Little development had taken place in the three centuries under Spain, now the Filipinos under US rule experienced an almost explosive change. A common joke about the colonial era is: "300 years in the monastery and 50 years in Hollywood". Washington presented colonization as an act of “benevolent assimilation” with the goal of “national unity”. In fact, it was mostly for show.
The new colonial power promised to build an American-style republic. It promoted educational, hygiene and infrastructural measures. Laws and institutions should teach the Filipino leaders democracy. English became the official language and the people were officially encouraged to learn it. The school system was not expanded accordingly. To this day, English is the official language - but most Filipinos do not speak it. The laws have been written for more than 100 years and are as inaccessible to most citizens as the Spanish laws were before.
The Catholic Church has remained powerful and influential under US rule and has continued to meddle in worldly matters. Wealth and power remained in the hands of a few families. The Americans did not change anything in the socio-economic order, but instead involved the local elite so as not to provoke resistance. Like their Spanish predecessors, they were dependent on them.
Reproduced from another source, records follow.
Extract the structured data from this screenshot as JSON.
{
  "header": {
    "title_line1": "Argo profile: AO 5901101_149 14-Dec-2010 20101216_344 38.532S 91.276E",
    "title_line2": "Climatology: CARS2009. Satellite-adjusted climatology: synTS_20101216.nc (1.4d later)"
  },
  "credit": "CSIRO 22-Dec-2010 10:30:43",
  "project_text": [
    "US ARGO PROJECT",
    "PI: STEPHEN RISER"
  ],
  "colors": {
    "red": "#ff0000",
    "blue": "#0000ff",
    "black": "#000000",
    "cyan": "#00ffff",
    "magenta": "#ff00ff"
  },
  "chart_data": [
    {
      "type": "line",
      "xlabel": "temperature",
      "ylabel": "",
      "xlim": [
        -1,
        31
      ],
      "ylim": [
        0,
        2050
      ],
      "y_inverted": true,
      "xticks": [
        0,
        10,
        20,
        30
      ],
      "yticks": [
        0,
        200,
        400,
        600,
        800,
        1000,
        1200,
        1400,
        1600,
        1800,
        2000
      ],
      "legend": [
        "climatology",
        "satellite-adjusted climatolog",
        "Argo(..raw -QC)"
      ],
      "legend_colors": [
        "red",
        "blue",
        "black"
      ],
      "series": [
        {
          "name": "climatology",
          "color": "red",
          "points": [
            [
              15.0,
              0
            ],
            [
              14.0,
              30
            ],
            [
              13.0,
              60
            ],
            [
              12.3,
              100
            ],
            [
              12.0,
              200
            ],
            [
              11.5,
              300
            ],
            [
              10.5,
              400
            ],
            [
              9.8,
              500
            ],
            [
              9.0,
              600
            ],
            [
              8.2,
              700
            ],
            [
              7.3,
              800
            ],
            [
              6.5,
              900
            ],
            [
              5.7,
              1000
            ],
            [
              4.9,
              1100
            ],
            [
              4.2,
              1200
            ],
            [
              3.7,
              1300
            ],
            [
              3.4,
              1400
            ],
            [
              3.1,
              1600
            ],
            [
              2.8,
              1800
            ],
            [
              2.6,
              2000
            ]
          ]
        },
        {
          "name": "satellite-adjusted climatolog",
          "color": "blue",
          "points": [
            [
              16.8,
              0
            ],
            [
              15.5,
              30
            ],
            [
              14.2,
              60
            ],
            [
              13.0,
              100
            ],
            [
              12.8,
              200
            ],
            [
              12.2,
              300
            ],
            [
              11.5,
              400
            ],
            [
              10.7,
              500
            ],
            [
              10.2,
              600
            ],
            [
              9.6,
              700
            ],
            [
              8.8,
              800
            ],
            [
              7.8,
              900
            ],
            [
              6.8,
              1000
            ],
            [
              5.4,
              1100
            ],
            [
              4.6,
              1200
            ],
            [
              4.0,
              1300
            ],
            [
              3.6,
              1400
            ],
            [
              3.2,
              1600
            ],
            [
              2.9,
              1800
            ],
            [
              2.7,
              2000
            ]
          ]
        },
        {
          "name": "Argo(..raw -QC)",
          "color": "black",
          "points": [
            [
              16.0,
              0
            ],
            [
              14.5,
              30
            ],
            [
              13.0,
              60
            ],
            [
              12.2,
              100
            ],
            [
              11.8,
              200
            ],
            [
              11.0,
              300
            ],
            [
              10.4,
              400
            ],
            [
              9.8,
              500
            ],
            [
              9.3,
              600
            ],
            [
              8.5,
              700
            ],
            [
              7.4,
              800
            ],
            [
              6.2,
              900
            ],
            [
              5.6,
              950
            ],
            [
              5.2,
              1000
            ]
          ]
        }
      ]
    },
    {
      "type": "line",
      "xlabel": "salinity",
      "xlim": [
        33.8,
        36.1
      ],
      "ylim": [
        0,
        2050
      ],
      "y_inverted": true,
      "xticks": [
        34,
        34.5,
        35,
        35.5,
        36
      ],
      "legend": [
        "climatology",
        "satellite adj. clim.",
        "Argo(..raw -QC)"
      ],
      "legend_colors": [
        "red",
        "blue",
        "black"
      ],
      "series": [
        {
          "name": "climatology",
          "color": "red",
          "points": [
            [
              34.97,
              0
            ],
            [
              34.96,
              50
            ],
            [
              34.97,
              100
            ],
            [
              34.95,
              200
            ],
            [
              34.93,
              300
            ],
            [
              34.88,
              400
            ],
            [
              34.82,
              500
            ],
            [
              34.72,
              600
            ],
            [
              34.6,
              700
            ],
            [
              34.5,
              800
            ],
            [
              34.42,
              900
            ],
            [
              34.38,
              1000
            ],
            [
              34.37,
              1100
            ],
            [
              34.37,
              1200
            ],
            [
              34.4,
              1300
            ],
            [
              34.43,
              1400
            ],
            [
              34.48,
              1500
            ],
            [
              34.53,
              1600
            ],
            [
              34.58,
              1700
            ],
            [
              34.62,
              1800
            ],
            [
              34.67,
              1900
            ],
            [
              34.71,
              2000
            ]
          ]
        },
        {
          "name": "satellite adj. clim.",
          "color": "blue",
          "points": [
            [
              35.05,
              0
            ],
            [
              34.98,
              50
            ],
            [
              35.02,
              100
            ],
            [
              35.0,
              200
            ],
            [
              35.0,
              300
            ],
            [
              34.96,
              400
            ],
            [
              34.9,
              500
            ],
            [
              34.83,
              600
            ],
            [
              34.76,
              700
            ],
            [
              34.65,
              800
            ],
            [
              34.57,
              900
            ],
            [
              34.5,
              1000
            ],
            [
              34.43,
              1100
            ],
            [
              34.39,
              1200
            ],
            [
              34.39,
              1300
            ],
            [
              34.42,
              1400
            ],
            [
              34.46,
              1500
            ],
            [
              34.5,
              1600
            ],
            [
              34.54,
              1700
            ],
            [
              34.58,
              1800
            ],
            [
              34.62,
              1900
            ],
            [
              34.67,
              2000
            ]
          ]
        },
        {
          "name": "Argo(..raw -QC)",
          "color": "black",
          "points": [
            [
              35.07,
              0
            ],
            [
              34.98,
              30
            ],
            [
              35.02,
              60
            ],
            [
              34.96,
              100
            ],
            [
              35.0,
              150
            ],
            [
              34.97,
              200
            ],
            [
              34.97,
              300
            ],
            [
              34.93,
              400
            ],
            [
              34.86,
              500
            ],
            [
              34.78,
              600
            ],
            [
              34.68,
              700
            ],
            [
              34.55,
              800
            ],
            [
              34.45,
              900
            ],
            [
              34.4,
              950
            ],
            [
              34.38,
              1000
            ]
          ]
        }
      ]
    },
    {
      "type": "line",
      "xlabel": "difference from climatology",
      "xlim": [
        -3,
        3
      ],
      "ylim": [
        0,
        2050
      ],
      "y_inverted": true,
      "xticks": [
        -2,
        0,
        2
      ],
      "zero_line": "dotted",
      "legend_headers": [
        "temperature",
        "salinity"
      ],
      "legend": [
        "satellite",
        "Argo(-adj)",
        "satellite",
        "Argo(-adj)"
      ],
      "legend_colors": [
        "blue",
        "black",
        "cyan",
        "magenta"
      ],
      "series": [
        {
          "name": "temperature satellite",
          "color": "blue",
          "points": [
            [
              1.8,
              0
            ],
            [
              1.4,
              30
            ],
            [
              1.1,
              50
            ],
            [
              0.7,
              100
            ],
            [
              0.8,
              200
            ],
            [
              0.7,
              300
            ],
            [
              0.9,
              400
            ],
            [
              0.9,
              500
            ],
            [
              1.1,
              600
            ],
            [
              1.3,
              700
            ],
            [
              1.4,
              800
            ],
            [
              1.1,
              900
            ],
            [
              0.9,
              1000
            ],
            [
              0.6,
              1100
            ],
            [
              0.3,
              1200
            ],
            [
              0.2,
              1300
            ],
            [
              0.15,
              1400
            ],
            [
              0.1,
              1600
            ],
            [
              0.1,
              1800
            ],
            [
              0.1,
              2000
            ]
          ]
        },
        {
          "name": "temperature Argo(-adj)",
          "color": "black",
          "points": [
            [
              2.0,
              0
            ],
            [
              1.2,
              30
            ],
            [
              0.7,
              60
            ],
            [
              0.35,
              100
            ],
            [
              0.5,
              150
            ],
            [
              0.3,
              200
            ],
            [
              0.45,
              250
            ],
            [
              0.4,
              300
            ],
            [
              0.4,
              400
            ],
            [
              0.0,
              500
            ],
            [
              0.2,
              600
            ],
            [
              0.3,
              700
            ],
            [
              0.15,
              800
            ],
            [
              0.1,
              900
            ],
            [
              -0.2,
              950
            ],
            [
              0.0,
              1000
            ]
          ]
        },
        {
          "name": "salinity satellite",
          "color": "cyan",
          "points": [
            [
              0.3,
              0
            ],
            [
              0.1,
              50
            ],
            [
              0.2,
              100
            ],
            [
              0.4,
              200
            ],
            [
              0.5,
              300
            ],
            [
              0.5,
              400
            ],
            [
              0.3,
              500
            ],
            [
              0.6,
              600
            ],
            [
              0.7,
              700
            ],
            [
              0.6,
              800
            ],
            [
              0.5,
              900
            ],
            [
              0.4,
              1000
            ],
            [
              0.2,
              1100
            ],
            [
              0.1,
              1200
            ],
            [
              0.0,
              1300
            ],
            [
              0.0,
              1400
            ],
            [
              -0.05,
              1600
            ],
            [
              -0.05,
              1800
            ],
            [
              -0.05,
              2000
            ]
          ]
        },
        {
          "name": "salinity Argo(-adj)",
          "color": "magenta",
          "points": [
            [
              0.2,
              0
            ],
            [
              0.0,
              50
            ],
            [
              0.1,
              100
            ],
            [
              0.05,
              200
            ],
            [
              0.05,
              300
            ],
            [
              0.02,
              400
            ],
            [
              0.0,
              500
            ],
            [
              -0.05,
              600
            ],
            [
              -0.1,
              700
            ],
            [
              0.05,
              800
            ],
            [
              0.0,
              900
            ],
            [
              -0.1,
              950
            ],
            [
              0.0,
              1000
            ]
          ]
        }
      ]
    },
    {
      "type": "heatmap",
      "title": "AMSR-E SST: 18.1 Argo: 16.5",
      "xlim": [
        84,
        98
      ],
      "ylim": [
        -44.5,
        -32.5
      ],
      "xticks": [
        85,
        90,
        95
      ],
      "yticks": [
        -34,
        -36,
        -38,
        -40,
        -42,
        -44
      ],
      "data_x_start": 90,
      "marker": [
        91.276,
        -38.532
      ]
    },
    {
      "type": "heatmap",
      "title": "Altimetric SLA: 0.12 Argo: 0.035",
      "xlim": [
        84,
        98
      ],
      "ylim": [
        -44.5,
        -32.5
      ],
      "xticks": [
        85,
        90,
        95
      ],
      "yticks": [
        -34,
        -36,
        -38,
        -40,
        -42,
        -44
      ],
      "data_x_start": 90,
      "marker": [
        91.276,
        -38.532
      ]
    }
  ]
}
The Americans also introduced popular elections; but these resulted in a kind of journey to Jerusalem for the ruling families. Land-owning oligarchs and warlords dominated locally and shared the proceeds nationally. Quiason says: "What developed was formally, but not substantially, a democracy." The dynasties used the country's institutions to become richer and more powerful. Politics served the interests of the clan.
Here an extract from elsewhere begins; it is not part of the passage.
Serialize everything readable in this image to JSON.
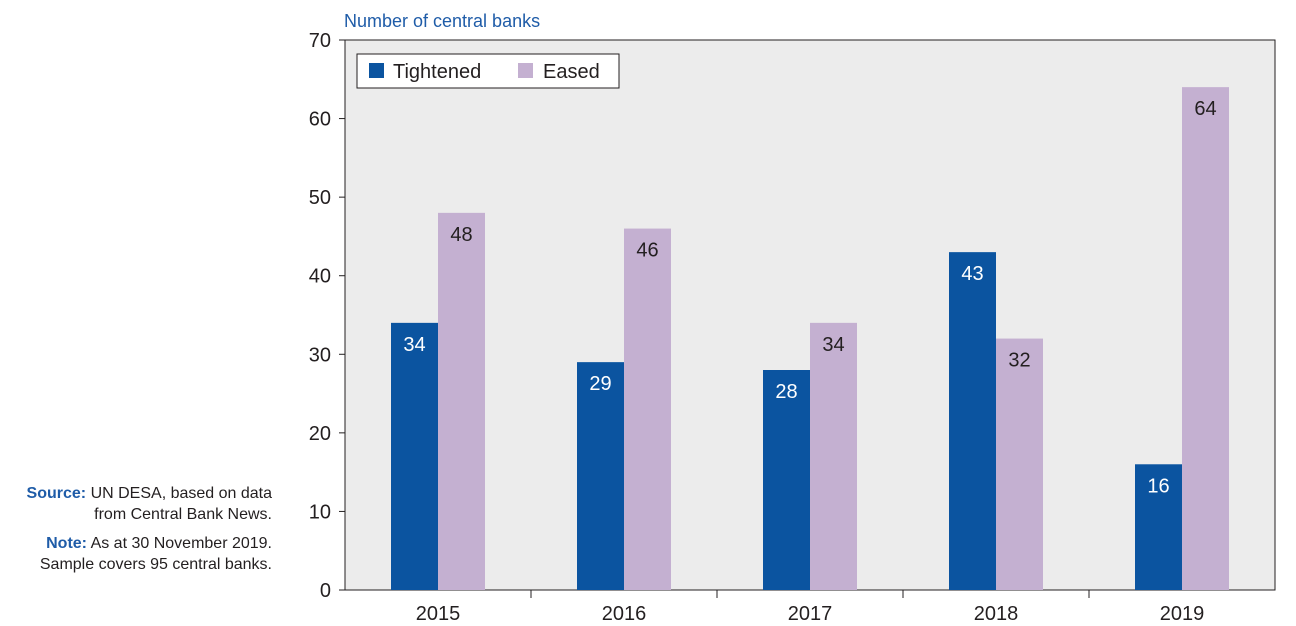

American colonial rule officially ended in 1946. The Philippines nominally became a republic with weak democratic institutions. The population did not have a clear idea of justice and freedom. In 1972, President Ferdinand Marcos declared martial law. His dictatorship lasted until 1986.
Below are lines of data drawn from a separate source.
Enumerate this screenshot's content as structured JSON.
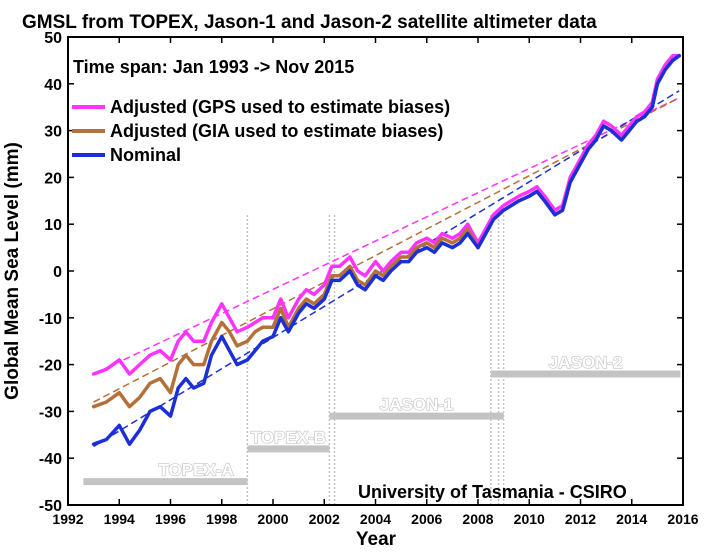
{
  "chart_data": {
    "type": "line",
    "title": "GMSL from TOPEX, Jason-1 and Jason-2 satellite altimeter data",
    "subtitle": "Time span: Jan 1993 -> Nov 2015",
    "credit": "University of Tasmania - CSIRO",
    "xlabel": "Year",
    "ylabel": "Global Mean Sea Level (mm)",
    "xlim": [
      1992,
      2016
    ],
    "ylim": [
      -50,
      50
    ],
    "xticks": [
      "1992",
      "1994",
      "1996",
      "1998",
      "2000",
      "2002",
      "2004",
      "2006",
      "2008",
      "2010",
      "2012",
      "2014",
      "2016"
    ],
    "yticks": [
      "-50",
      "-40",
      "-30",
      "-20",
      "-10",
      "0",
      "10",
      "20",
      "30",
      "40",
      "50"
    ],
    "grid": false,
    "legend_position": "top-left",
    "colors": {
      "gps": "#ff33ff",
      "gia": "#b5703a",
      "nominal": "#1a2fd6",
      "mission": "#c3c3c3"
    },
    "series": [
      {
        "name": "Adjusted (GPS used to estimate biases)",
        "key": "gps",
        "points": [
          [
            1993.0,
            -22
          ],
          [
            1993.5,
            -21
          ],
          [
            1994.0,
            -19
          ],
          [
            1994.4,
            -22
          ],
          [
            1994.8,
            -20
          ],
          [
            1995.2,
            -18
          ],
          [
            1995.6,
            -17
          ],
          [
            1996.0,
            -19
          ],
          [
            1996.3,
            -15
          ],
          [
            1996.6,
            -13
          ],
          [
            1996.9,
            -15
          ],
          [
            1997.3,
            -15
          ],
          [
            1997.6,
            -11
          ],
          [
            1998.0,
            -7
          ],
          [
            1998.3,
            -10
          ],
          [
            1998.6,
            -13
          ],
          [
            1999.0,
            -12
          ],
          [
            1999.3,
            -11
          ],
          [
            1999.6,
            -10
          ],
          [
            2000.0,
            -10
          ],
          [
            2000.3,
            -6
          ],
          [
            2000.6,
            -10
          ],
          [
            2001.0,
            -6
          ],
          [
            2001.3,
            -4
          ],
          [
            2001.6,
            -5
          ],
          [
            2002.0,
            -3
          ],
          [
            2002.3,
            1
          ],
          [
            2002.6,
            1
          ],
          [
            2003.0,
            3
          ],
          [
            2003.3,
            0
          ],
          [
            2003.6,
            -1
          ],
          [
            2004.0,
            2
          ],
          [
            2004.3,
            0
          ],
          [
            2004.6,
            2
          ],
          [
            2005.0,
            4
          ],
          [
            2005.3,
            4
          ],
          [
            2005.6,
            6
          ],
          [
            2006.0,
            7
          ],
          [
            2006.3,
            6
          ],
          [
            2006.6,
            8
          ],
          [
            2007.0,
            7
          ],
          [
            2007.3,
            8
          ],
          [
            2007.6,
            10
          ],
          [
            2008.0,
            6
          ],
          [
            2008.3,
            9
          ],
          [
            2008.6,
            12
          ],
          [
            2009.0,
            14
          ],
          [
            2009.3,
            15
          ],
          [
            2009.6,
            16
          ],
          [
            2010.0,
            17
          ],
          [
            2010.3,
            18
          ],
          [
            2010.6,
            16
          ],
          [
            2011.0,
            13
          ],
          [
            2011.3,
            14
          ],
          [
            2011.6,
            20
          ],
          [
            2012.0,
            24
          ],
          [
            2012.3,
            27
          ],
          [
            2012.6,
            29
          ],
          [
            2012.9,
            32
          ],
          [
            2013.2,
            31
          ],
          [
            2013.6,
            29
          ],
          [
            2013.9,
            31
          ],
          [
            2014.2,
            33
          ],
          [
            2014.5,
            34
          ],
          [
            2014.8,
            36
          ],
          [
            2015.0,
            41
          ],
          [
            2015.3,
            44
          ],
          [
            2015.6,
            46
          ],
          [
            2015.85,
            46
          ]
        ]
      },
      {
        "name": "Adjusted (GIA used to estimate biases)",
        "key": "gia",
        "points": [
          [
            1993.0,
            -29
          ],
          [
            1993.5,
            -28
          ],
          [
            1994.0,
            -26
          ],
          [
            1994.4,
            -29
          ],
          [
            1994.8,
            -27
          ],
          [
            1995.2,
            -24
          ],
          [
            1995.6,
            -23
          ],
          [
            1996.0,
            -26
          ],
          [
            1996.3,
            -20
          ],
          [
            1996.6,
            -18
          ],
          [
            1996.9,
            -20
          ],
          [
            1997.3,
            -20
          ],
          [
            1997.6,
            -15
          ],
          [
            1998.0,
            -11
          ],
          [
            1998.3,
            -13
          ],
          [
            1998.6,
            -16
          ],
          [
            1999.0,
            -15
          ],
          [
            1999.3,
            -13
          ],
          [
            1999.6,
            -12
          ],
          [
            2000.0,
            -12
          ],
          [
            2000.3,
            -8
          ],
          [
            2000.6,
            -12
          ],
          [
            2001.0,
            -8
          ],
          [
            2001.3,
            -6
          ],
          [
            2001.6,
            -7
          ],
          [
            2002.0,
            -5
          ],
          [
            2002.3,
            -1
          ],
          [
            2002.6,
            -1
          ],
          [
            2003.0,
            1
          ],
          [
            2003.3,
            -2
          ],
          [
            2003.6,
            -3
          ],
          [
            2004.0,
            0
          ],
          [
            2004.3,
            -1
          ],
          [
            2004.6,
            1
          ],
          [
            2005.0,
            3
          ],
          [
            2005.3,
            3
          ],
          [
            2005.6,
            5
          ],
          [
            2006.0,
            6
          ],
          [
            2006.3,
            5
          ],
          [
            2006.6,
            7
          ],
          [
            2007.0,
            6
          ],
          [
            2007.3,
            7
          ],
          [
            2007.6,
            9
          ],
          [
            2008.0,
            5
          ],
          [
            2008.3,
            8
          ],
          [
            2008.6,
            11
          ],
          [
            2009.0,
            13
          ],
          [
            2009.3,
            14
          ],
          [
            2009.6,
            15
          ],
          [
            2010.0,
            16
          ],
          [
            2010.3,
            17
          ],
          [
            2010.6,
            15
          ],
          [
            2011.0,
            12
          ],
          [
            2011.3,
            13
          ],
          [
            2011.6,
            19
          ],
          [
            2012.0,
            23
          ],
          [
            2012.3,
            26
          ],
          [
            2012.6,
            28
          ],
          [
            2012.9,
            31
          ],
          [
            2013.2,
            30
          ],
          [
            2013.6,
            28
          ],
          [
            2013.9,
            30
          ],
          [
            2014.2,
            32
          ],
          [
            2014.5,
            33
          ],
          [
            2014.8,
            35
          ],
          [
            2015.0,
            40
          ],
          [
            2015.3,
            43
          ],
          [
            2015.6,
            45
          ],
          [
            2015.85,
            46
          ]
        ]
      },
      {
        "name": "Nominal",
        "key": "nominal",
        "points": [
          [
            1993.0,
            -37
          ],
          [
            1993.5,
            -36
          ],
          [
            1994.0,
            -33
          ],
          [
            1994.4,
            -37
          ],
          [
            1994.8,
            -34
          ],
          [
            1995.2,
            -30
          ],
          [
            1995.6,
            -29
          ],
          [
            1996.0,
            -31
          ],
          [
            1996.3,
            -25
          ],
          [
            1996.6,
            -23
          ],
          [
            1996.9,
            -25
          ],
          [
            1997.3,
            -24
          ],
          [
            1997.6,
            -18
          ],
          [
            1998.0,
            -14
          ],
          [
            1998.3,
            -17
          ],
          [
            1998.6,
            -20
          ],
          [
            1999.0,
            -19
          ],
          [
            1999.3,
            -17
          ],
          [
            1999.6,
            -15
          ],
          [
            2000.0,
            -14
          ],
          [
            2000.3,
            -10
          ],
          [
            2000.6,
            -13
          ],
          [
            2001.0,
            -9
          ],
          [
            2001.3,
            -7
          ],
          [
            2001.6,
            -8
          ],
          [
            2002.0,
            -6
          ],
          [
            2002.3,
            -2
          ],
          [
            2002.6,
            -2
          ],
          [
            2003.0,
            0
          ],
          [
            2003.3,
            -3
          ],
          [
            2003.6,
            -4
          ],
          [
            2004.0,
            -1
          ],
          [
            2004.3,
            -2
          ],
          [
            2004.6,
            0
          ],
          [
            2005.0,
            2
          ],
          [
            2005.3,
            2
          ],
          [
            2005.6,
            4
          ],
          [
            2006.0,
            5
          ],
          [
            2006.3,
            4
          ],
          [
            2006.6,
            6
          ],
          [
            2007.0,
            5
          ],
          [
            2007.3,
            6
          ],
          [
            2007.6,
            8
          ],
          [
            2008.0,
            5
          ],
          [
            2008.3,
            8
          ],
          [
            2008.6,
            11
          ],
          [
            2009.0,
            13
          ],
          [
            2009.3,
            14
          ],
          [
            2009.6,
            15
          ],
          [
            2010.0,
            16
          ],
          [
            2010.3,
            17
          ],
          [
            2010.6,
            15
          ],
          [
            2011.0,
            12
          ],
          [
            2011.3,
            13
          ],
          [
            2011.6,
            19
          ],
          [
            2012.0,
            23
          ],
          [
            2012.3,
            26
          ],
          [
            2012.6,
            28
          ],
          [
            2012.9,
            31
          ],
          [
            2013.2,
            30
          ],
          [
            2013.6,
            28
          ],
          [
            2013.9,
            30
          ],
          [
            2014.2,
            32
          ],
          [
            2014.5,
            33
          ],
          [
            2014.8,
            35
          ],
          [
            2015.0,
            40
          ],
          [
            2015.3,
            43
          ],
          [
            2015.6,
            45
          ],
          [
            2015.85,
            46
          ]
        ]
      }
    ],
    "trends": [
      {
        "key": "gps",
        "from": [
          1993.0,
          -22
        ],
        "to": [
          2015.85,
          37
        ]
      },
      {
        "key": "gia",
        "from": [
          1993.0,
          -28
        ],
        "to": [
          2015.85,
          37
        ]
      },
      {
        "key": "nominal",
        "from": [
          1993.0,
          -37.5
        ],
        "to": [
          2015.85,
          38.5
        ]
      }
    ],
    "missions": [
      {
        "label": "TOPEX-A",
        "start": 1992.6,
        "end": 1999.0,
        "level": -45,
        "label_x": 1997.0
      },
      {
        "label": "TOPEX-B",
        "start": 1999.0,
        "end": 2002.2,
        "level": -38,
        "label_x": 2000.6
      },
      {
        "label": "JASON-1",
        "start": 2002.2,
        "end": 2009.0,
        "level": -31,
        "label_x": 2005.6
      },
      {
        "label": "JASON-2",
        "start": 2008.5,
        "end": 2015.9,
        "level": -22,
        "label_x": 2012.2
      }
    ],
    "mission_dividers": [
      1999.0,
      2002.2,
      2002.4,
      2008.5,
      2008.8,
      2009.0
    ]
  }
}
A particularly bad legacy of the American colonial era was the Philippine Constabulary (PC), a paramilitary police force. It was supposed to secure the peace and was a central part of the surveillance state for the control of Filipino nationalists, politicians and activists. After the Americans left, the blatant human rights violations continued. At the time of Marco, the PC stood for torture and murder.
With the end of martial law, the PC was abolished. Populist President Rodrigo Duterte wants to reintroduce them. He wants to rule in an authoritarian manner (see my article in E + Z / D + C e-Paper 2017/02, p. 24, and print edition 2017 / 03-04, p. 36). Filipino democracy is in bad shape. Unfortunately, the undemocratic attitudes that developed during the colonial era are likely to continue to have an effect.
Alan C. Robles is a freelance journalist and lives in Manila.
Anderson, B., 2007: Under three flags - Colonialism and the anti-colonial imagination, New York, London: Verso.
Cortes, R. M., Boncan, C. P., and Jose, R. T., 2000: The Filipino saga - History as social change. Manila: New Day Publishers.
Kiernan, V. G., 1982: European empires from conquest to collapse 1815 to 1960. Leicester: University Press.
Quiason, S., 1998: The Philippines: a case of multiple colonial experiences. In: The Independent Review, pp. 29-37.